Bref, le chant reste difficile car vivant comme l’écrivait Marcel Moreau « Bien des mots ont manqué d’amour, […] tout mot porte en lui sa propre histoire » dans son roman Le violoncelliste (éditions Denoël, 1968). Le chant est image et corps. A ce titre, inutile de s’essayer à vouloir chanter si l’on n’est point en forme. La voix ne triche pas ; elle est le reflet de notre état de santé et parfois même moral.

Le pied tape au sol mais en sourdine, sinon, l’ingénieur du son aura vite fait de nous rappeler à l’ordre car « tout s’entend dans le microphone« . Les mains accompagnent les mots prononcés mais sans pour autant couper la colonne d’air sinon… advient le manque de souffle et ce silence criant dans le micro.

On parle donc bien d’un Art, un vrai casse-tête « chez-moi ».

L’étrangeté de l’Art – Crédit photo : Victor Grabarczyk

La musique, une vie intérieure

La musique est l’Art des sons. La musique est à la fois fluide et abstraite et elle s’adresse directement à nos émotions. Au contraire des autres Arts, elle ne cherche pas à représenter l’extérieur, elle souhaite juste activer le monde intérieur de l’auditeur. Nous faire rentrer en nous-même.

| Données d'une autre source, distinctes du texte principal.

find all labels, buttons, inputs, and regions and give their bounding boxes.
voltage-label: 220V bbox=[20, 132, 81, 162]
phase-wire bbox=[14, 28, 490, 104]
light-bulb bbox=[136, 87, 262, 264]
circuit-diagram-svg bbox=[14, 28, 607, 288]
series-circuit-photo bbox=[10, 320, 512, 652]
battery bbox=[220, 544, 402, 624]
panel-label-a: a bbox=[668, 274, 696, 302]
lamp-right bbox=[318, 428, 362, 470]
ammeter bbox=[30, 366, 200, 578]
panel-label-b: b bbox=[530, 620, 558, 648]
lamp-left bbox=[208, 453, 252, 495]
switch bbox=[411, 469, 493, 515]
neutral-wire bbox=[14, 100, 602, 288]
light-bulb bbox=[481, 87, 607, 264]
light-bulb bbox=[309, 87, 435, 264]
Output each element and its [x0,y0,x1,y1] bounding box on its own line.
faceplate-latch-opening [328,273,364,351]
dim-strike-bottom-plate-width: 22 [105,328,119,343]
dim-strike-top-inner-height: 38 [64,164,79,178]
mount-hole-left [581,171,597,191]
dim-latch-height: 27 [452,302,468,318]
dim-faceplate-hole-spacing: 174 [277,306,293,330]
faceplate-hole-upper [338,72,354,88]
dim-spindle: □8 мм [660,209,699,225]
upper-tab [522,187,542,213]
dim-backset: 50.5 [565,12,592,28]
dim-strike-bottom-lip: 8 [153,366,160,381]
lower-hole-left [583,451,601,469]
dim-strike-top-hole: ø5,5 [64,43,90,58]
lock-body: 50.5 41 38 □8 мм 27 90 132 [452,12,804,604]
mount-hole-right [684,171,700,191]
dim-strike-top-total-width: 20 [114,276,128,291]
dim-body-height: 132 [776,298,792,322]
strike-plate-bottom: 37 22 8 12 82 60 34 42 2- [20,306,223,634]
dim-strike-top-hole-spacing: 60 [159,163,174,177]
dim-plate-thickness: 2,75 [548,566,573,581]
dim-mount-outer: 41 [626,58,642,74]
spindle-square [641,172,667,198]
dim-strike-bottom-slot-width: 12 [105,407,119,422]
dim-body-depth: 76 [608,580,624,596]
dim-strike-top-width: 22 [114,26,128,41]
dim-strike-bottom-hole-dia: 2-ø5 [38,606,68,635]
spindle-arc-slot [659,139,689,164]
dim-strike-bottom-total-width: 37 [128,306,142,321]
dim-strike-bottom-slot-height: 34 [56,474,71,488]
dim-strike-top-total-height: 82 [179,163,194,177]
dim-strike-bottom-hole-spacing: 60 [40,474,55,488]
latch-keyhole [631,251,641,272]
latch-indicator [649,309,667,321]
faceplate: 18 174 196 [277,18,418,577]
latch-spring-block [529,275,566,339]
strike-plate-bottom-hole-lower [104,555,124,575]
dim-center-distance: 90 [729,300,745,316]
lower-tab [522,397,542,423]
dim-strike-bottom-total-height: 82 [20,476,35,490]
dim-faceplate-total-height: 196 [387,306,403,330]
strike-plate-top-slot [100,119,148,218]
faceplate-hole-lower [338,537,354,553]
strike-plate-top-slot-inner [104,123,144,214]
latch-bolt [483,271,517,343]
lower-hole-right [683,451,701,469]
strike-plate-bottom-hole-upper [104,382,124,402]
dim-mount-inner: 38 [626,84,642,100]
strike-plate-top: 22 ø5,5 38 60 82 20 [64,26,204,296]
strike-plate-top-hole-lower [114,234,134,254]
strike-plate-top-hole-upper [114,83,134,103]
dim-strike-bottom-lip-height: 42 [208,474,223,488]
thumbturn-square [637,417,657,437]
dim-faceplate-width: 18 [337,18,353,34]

Mais à dire vrai, que recherche-t-on dans une chanson ? les regrets et les pleurs ? une mise en mots quand la parole ne peut plus parler ? Ce silence qui est le verso de la note comme la nuit est au jour ?

Peut-être.

La musique n’est rien d’autre qu’une hospitalité. Qui a déjà vu un guitariste se faire attaquer en pleine rue ? l’improvisation est totale dans la vie comme dans la musique. Même quand la grille harmonique est connue, certains accents, certaines notes prolongées, certains motifs rythmiques insolites vont faire du morceau ce qu’il est. Pour autant, vous trouverez toujours des personnes pour vous dire que la musique est impure car pour exister, elle doit être incarnée. Ce médiateur qu’est l’interprète agace, surtout quand il est au chant. Ce dernier apparait toujours douteux au nom de son égo.

La chanson, un pansement du temps qui passe

En même temps, c’est l’interprète qui permet à la chanson de nous rendre la vie présente et de tendre vers cette réconciliation. La chanson nous protège de la menace. Pensez à ces chansons enfantines qui apaisent depuis « la nuit des temps » les angoisses des jeunes bébés et enfants ou bien à ces musiques qui rallument « tel âge » dans notre vie poétisant alors agréablement notre présent. Ou enfin, à certaines voix reconnaissables parmi mille autres qui nous rassurent de leur chant enveloppant. La chanson est une musique particulière, oui c’est elle qui nous berce quand les doutes apparaissent.